How is a Bidirectional Glenn Shunt performed?

The BDG procedure is the surgery which is used to prepare the heart for a Fontan procedure. The operation is done as follows:

  •  The bidirectional shunt is done by connecting the superior vena cava (SVC) to the right branch of the pulmonary artery using fine sutures, and separating or tying up the pulmonary artery.
  •  Then, venous blood from the head and upper limbs will pass directly to the lungs, bypassing the right ventricle.
  •  The venous blood from the lower half of the body however will persist to enter the heart.
  •  In the next operation, the lower body venous blood will also be diverted to the lungs, thus creating the "total" Fontan circulation.

 

Who undergoes Bidirectional Glenn shunt surgery?

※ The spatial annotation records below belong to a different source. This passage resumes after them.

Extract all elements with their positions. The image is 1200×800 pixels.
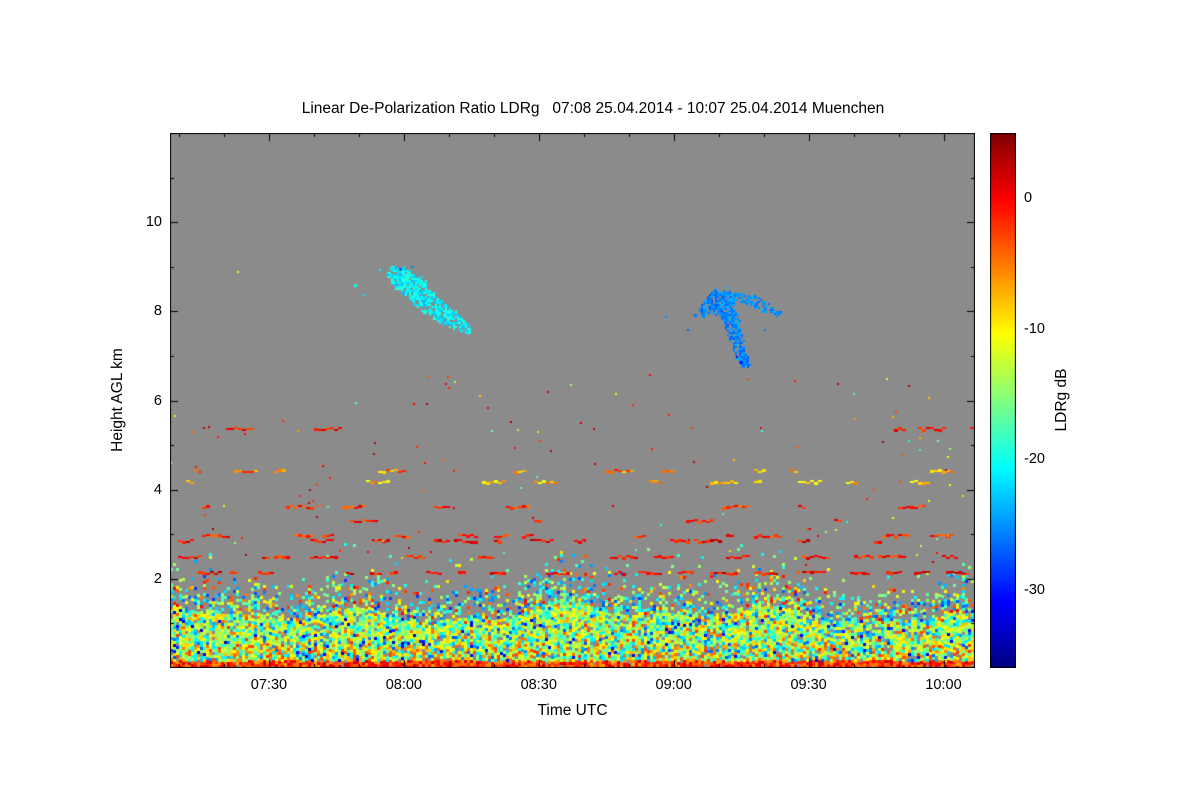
y-tick-label: 2: [153, 570, 162, 587]
x-axis-label: Time UTC: [537, 702, 608, 719]
y-tick-label: 8: [153, 303, 162, 320]
colorbar-gradient: [990, 133, 1016, 668]
colorbar-tick-label: 0: [1024, 190, 1033, 207]
colorbar-tick-label: -30: [1024, 581, 1045, 598]
y-tick-label: 6: [153, 392, 162, 409]
chart-title: Linear De-Polarization Ratio LDRg 07:08 …: [301, 100, 885, 117]
x-tick-label: 08:00: [385, 677, 422, 693]
y-tick-label: 10: [145, 214, 162, 231]
heatmap-canvas: [170, 133, 975, 668]
colorbar-tick-label: -20: [1024, 451, 1045, 468]
x-tick-label: 07:30: [250, 677, 288, 693]
x-tick-label: 09:00: [655, 677, 692, 693]
x-tick-label: 09:30: [790, 677, 827, 693]
x-tick-label: 08:30: [520, 677, 557, 693]
x-tick-label: 10:00: [925, 677, 962, 693]
colorbar-tick-label: -10: [1024, 320, 1045, 337]
colorbar-label: LDRg dB: [1053, 368, 1070, 432]
y-tick-label: 4: [153, 481, 162, 498]
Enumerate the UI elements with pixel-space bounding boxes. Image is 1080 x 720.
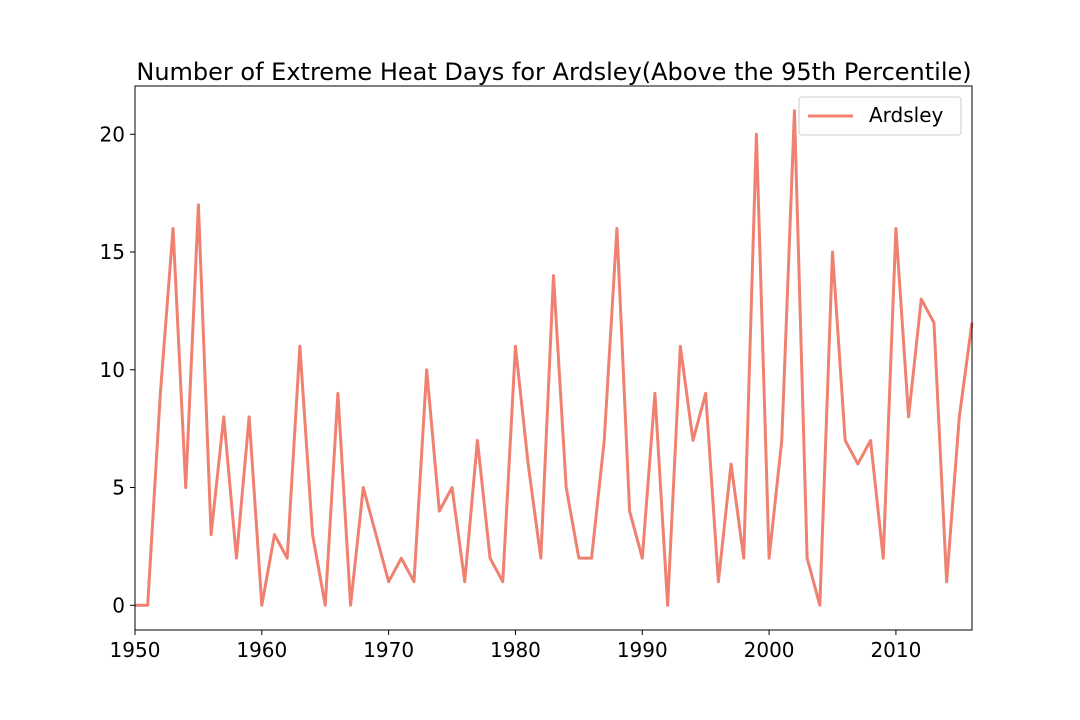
x-tick-label: 1980 [490, 638, 541, 662]
x-tick-label: 2000 [744, 638, 795, 662]
plot-area [135, 109, 974, 607]
y-tick-label: 5 [112, 476, 125, 500]
x-axis: 1950 1960 1970 1980 1990 2000 2010 [110, 630, 921, 662]
series-line-ardsley [135, 109, 974, 607]
legend: Ardsley [798, 96, 962, 136]
y-tick-label: 0 [112, 593, 125, 617]
x-tick-label: 1990 [617, 638, 668, 662]
x-tick-label: 2010 [870, 638, 921, 662]
axes-frame [134, 85, 973, 631]
x-tick-label: 1960 [236, 638, 287, 662]
legend-frame [798, 96, 962, 136]
x-tick-label: 1970 [363, 638, 414, 662]
y-tick-label: 15 [100, 240, 125, 264]
chart-title: Number of Extreme Heat Days for Ardsley(… [136, 58, 971, 86]
x-tick-label: 1950 [110, 638, 161, 662]
y-axis: 0 5 10 15 20 [100, 122, 135, 617]
y-tick-label: 20 [100, 122, 125, 146]
y-tick-label: 10 [100, 358, 125, 382]
legend-label-ardsley: Ardsley [869, 103, 944, 127]
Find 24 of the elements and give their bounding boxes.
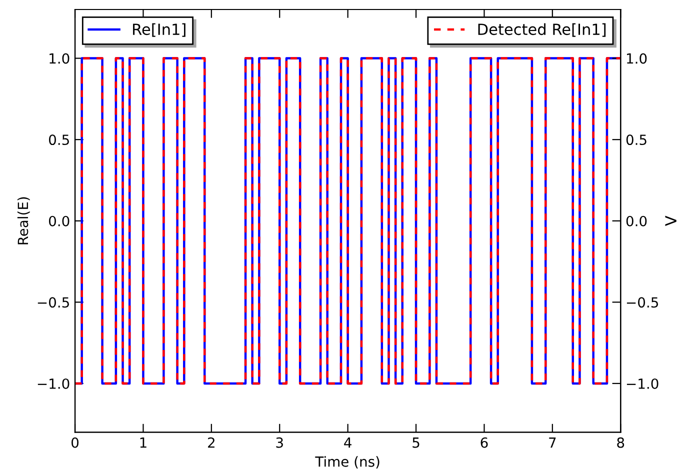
legend-label: Detected Re[In1] bbox=[478, 23, 606, 37]
y2-tick-label: 0.0 bbox=[626, 216, 647, 226]
y-tick-label: 0.5 bbox=[48, 134, 69, 146]
y2-tick-label: 0.5 bbox=[626, 134, 646, 146]
x-tick-label: 6 bbox=[480, 437, 488, 448]
x-tick-label: 3 bbox=[276, 437, 283, 448]
x-tick-label: 1 bbox=[140, 438, 146, 448]
y-axis-title: Real(E) bbox=[17, 197, 30, 244]
legend-label: Re[In1] bbox=[133, 23, 186, 37]
y2-axis-title: V bbox=[665, 216, 676, 226]
x-axis-title: Time (ns) bbox=[315, 456, 380, 468]
y2-tick-label: 1.0 bbox=[627, 53, 647, 64]
x-tick-label: 5 bbox=[412, 438, 420, 448]
x-tick-label: 4 bbox=[344, 438, 352, 448]
x-tick-label: 2 bbox=[208, 437, 214, 448]
y2-tick-label: −0.5 bbox=[626, 297, 658, 308]
y-tick-label: 0.0 bbox=[48, 216, 70, 226]
x-tick-label: 7 bbox=[549, 438, 556, 448]
y-tick-label: −1.0 bbox=[38, 378, 70, 389]
x-tick-label: 0 bbox=[72, 437, 79, 448]
x-tick-label: 8 bbox=[617, 437, 624, 448]
y-tick-label: 1.0 bbox=[50, 53, 70, 64]
y2-tick-label: −1.0 bbox=[626, 378, 658, 389]
y-tick-label: −0.5 bbox=[38, 297, 69, 308]
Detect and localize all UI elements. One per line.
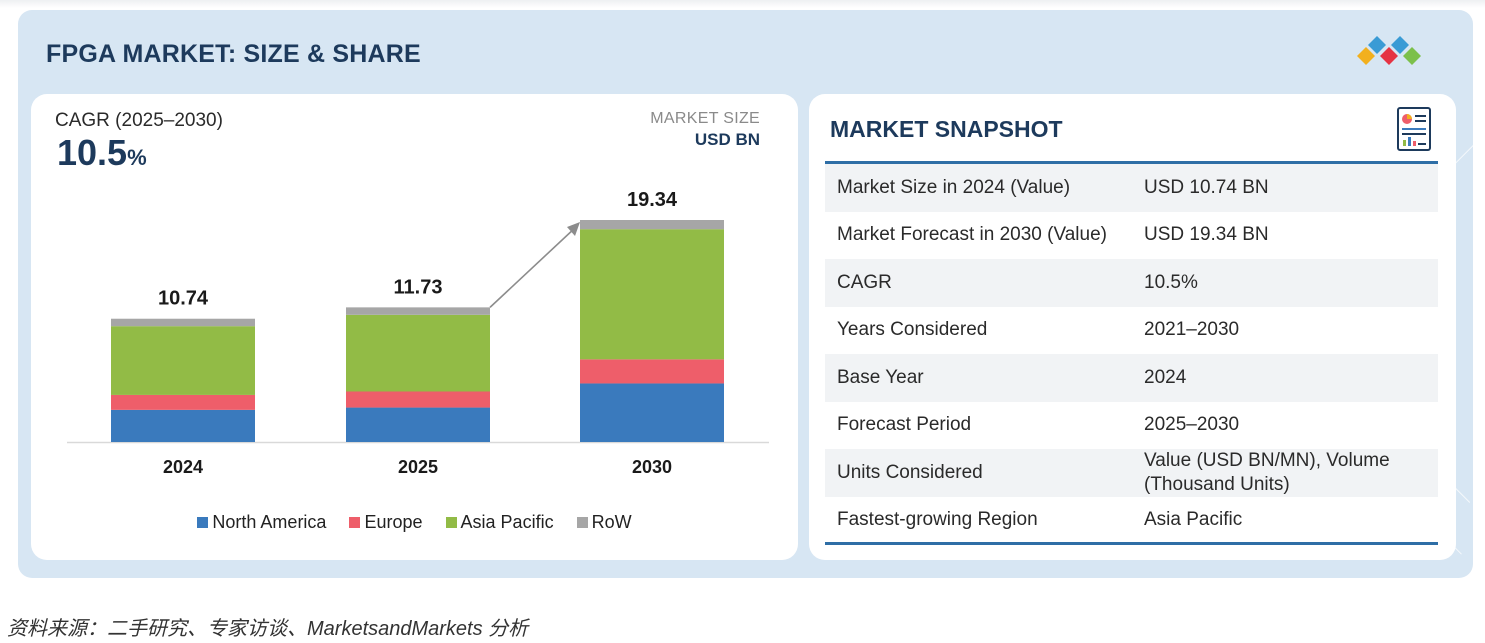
- table-row: Market Size in 2024 (Value) USD 10.74 BN: [825, 164, 1438, 212]
- row-key: Units Considered: [837, 461, 983, 483]
- row-key: Forecast Period: [837, 414, 972, 436]
- bar-asia-pacific-2030: [580, 229, 724, 360]
- source-note: 资料来源：二手研究、专家访谈、MarketsandMarkets 分析: [7, 618, 529, 640]
- row-value: 10.5%: [1144, 271, 1198, 293]
- row-key: Years Considered: [837, 319, 988, 341]
- legend-label: RoW: [591, 512, 632, 532]
- bar-row-2030: [580, 220, 724, 230]
- cagr-number: 10.5: [57, 132, 128, 173]
- infographic-panel: FPGA MARKET: SIZE & SHARE CAGR (2025–203…: [18, 10, 1473, 578]
- bar-asia-pacific-2024: [111, 326, 255, 395]
- chart-legend: North America Europe Asia Pacific RoW: [31, 512, 798, 533]
- row-value: Value (USD BN/MN), Volume (Thousand Unit…: [1144, 449, 1390, 495]
- table-row: Units Considered Value (USD BN/MN), Volum…: [825, 449, 1438, 497]
- table-row: CAGR 10.5%: [825, 259, 1438, 307]
- cagr-label: CAGR (2025–2030): [55, 110, 223, 131]
- table-row: Base Year 2024: [825, 354, 1438, 402]
- snapshot-bottom-rule: [825, 542, 1438, 545]
- legend-swatch: [197, 517, 209, 528]
- snapshot-top-rule: [825, 161, 1438, 164]
- stacked-bar-chart: 10.74 2024 11.73 2025 19.34 2030: [67, 189, 769, 477]
- market-size-card: CAGR (2025–2030) 10.5% MARKET SIZE USD B…: [31, 94, 798, 560]
- market-snapshot-card: MARKET SNAPSHOT Market Size in 2024 (Val…: [809, 94, 1456, 560]
- row-key: Base Year: [837, 366, 924, 388]
- snapshot-title: MARKET SNAPSHOT: [830, 116, 1063, 142]
- row-value: 2025–2030: [1144, 414, 1240, 436]
- bar-europe-2025: [346, 391, 490, 408]
- page-title: FPGA MARKET: SIZE & SHARE: [46, 40, 421, 68]
- bar-row-2024: [111, 318, 255, 327]
- bar-row-2025: [346, 307, 490, 315]
- legend-swatch: [349, 517, 361, 528]
- bar-asia-pacific-2025: [346, 314, 490, 392]
- snapshot-table: Market Size in 2024 (Value) USD 10.74 BN …: [825, 164, 1438, 544]
- bar-north-america-2024: [111, 409, 255, 442]
- table-row: Fastest-growing Region Asia Pacific: [825, 497, 1438, 545]
- table-row: Years Considered 2021–2030: [825, 307, 1438, 355]
- growth-arrow-line: [489, 226, 577, 308]
- legend-item-row: RoW: [576, 512, 632, 533]
- bar-total-label: 10.74: [158, 288, 209, 310]
- row-value: 2024: [1144, 366, 1187, 388]
- row-value: 2021–2030: [1144, 319, 1240, 341]
- cagr-unit: %: [127, 145, 147, 170]
- legend-item-north-america: North America: [197, 512, 326, 533]
- market-size-unit: USD BN: [694, 130, 760, 149]
- legend-label: Europe: [364, 512, 423, 532]
- x-tick-label: 2025: [398, 457, 438, 477]
- row-value: USD 10.74 BN: [1144, 176, 1269, 198]
- x-tick-label: 2024: [163, 457, 203, 477]
- market-size-label: MARKET SIZE: [650, 110, 760, 127]
- table-row: Forecast Period 2025–2030: [825, 402, 1438, 450]
- legend-swatch: [445, 517, 457, 528]
- bar-europe-2030: [580, 359, 724, 384]
- x-tick-label: 2030: [632, 457, 672, 477]
- bar-north-america-2030: [580, 383, 724, 442]
- report-icon: [1397, 107, 1431, 151]
- cagr-value: 10.5%: [57, 132, 147, 174]
- table-row: Market Forecast in 2030 (Value) USD 19.34…: [825, 212, 1438, 260]
- legend-swatch: [576, 517, 588, 528]
- bar-total-label: 11.73: [394, 276, 443, 298]
- row-key: Market Forecast in 2030 (Value): [837, 224, 1107, 246]
- row-key: Fastest-growing Region: [837, 509, 1038, 531]
- top-divider: [0, 0, 1485, 8]
- bar-europe-2024: [111, 394, 255, 410]
- legend-item-asia-pacific: Asia Pacific: [445, 512, 554, 533]
- bar-north-america-2025: [346, 407, 490, 442]
- row-key: CAGR: [837, 271, 892, 293]
- brand-logo-icon: [1357, 36, 1421, 65]
- bar-total-label: 19.34: [627, 189, 678, 211]
- legend-item-europe: Europe: [349, 512, 423, 533]
- row-value: Asia Pacific: [1144, 509, 1243, 531]
- legend-label: Asia Pacific: [460, 512, 554, 532]
- legend-label: North America: [212, 512, 327, 532]
- growth-arrow-head-icon: [567, 222, 580, 236]
- row-value: USD 19.34 BN: [1144, 224, 1269, 246]
- row-key: Market Size in 2024 (Value): [837, 176, 1071, 198]
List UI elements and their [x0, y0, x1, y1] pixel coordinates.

The bidirectional Glenn shunt is favored in infants, below 2 years of age, for whom the lung vessel resistance is pretty high, and in intermediate cases with abnormal pulmonary arteries. It is common for children to undergo this surgery in the first three to six months of life, and it drastically improves results for most. Though evading the risk of failure of a complete Fontan operation, it also to a certain extent relieves symptoms. If all is well after the Glenn shunt, and the lung vessel resistance is low, a change to total Fontan is likely. If not, it is not possible to do anything. Bidirectional Glenn shunt surgery is an excellent method for continuing to support life than early shunt procedures like the Blalock-Taussig (BT) Shunt or the Norwood, that children with single ventricle might obtain in the early days of life.

 

What are the benefits of Bidirectional Glenn shunt ?

  • While improving oxygen saturation, BDG reduces volume load on the single ventricle as compared to the pre-operative condition.

  •  Additionally, by acting as a low-pressure shunt, it also will not make the thickening and firming of lung blood vessel.

 

What are the risks of Bidirectional Glenn shunt Surgery?

  • A few children experience exceptionally high pulmonary pressure after having BDG procedures and should take proper care.
  •  Risk following the surgery comprise: pericardial or pleural effusions, infection, high pulmonary pressure and others.
  •  While mortality rates of the Glenn Shunt are low, there are possibilities of death in some cases.